November 13, 2006

Flagstaff

Don and Paul arrive in Flagstaff, Arizona. Don seems impressed with the community there. He sees something that indicates that the people there want to live together in a community. I guess it's a long ways away from the sprawling complexity of Houston, Texas.

He talks about the difference between the people in Flagstaff and the people in Houston. The ones in Flagstaff will have a Georgia O'Keeffe painting on the wall in their house. And they'll look at it. "Houston makes you feel like life is about the panic and the resolution of the panic and nothing more." I can, unfortunately, relate to that. This is very sad. Hustling from one thing to another can sap the energy right out of a person. Maybe the simplicity of that Switchfoot song is trying to scream at us to change: "We were meant to live for so much more." Perhaps it is true that we weren't created for the kind of life that we construct for ourselves.

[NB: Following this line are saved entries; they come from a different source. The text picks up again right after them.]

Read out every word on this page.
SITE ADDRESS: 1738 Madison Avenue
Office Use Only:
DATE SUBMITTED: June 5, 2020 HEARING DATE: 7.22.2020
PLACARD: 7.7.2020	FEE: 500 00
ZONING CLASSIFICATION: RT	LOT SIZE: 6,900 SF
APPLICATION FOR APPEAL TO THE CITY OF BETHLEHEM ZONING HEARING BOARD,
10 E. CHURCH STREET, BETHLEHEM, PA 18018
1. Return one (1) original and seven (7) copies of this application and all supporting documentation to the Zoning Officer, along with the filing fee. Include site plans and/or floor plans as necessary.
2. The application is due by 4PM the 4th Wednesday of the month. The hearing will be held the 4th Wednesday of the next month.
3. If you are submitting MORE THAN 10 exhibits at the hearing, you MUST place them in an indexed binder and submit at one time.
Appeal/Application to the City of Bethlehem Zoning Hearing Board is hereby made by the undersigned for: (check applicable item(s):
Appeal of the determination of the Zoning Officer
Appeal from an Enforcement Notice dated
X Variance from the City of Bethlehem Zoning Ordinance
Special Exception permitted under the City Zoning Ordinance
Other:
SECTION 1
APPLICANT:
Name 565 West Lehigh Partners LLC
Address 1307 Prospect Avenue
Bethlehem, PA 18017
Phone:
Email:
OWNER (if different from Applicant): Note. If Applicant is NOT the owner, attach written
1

Perhaps we need to discipline ourselves in this day and age to purposefully slow down. When we slow down, we have a chance to think. When we relax we get our bodies in line with the need for rest. We can force our minds and the rush-panic-rush switch inside that we can choose how we live. We can overthrow the great tyrant -- the tyranny of the urgent.

If we don't do this, he'll kill us.

If we do overthrow him, which we can do, we will put joy in its place.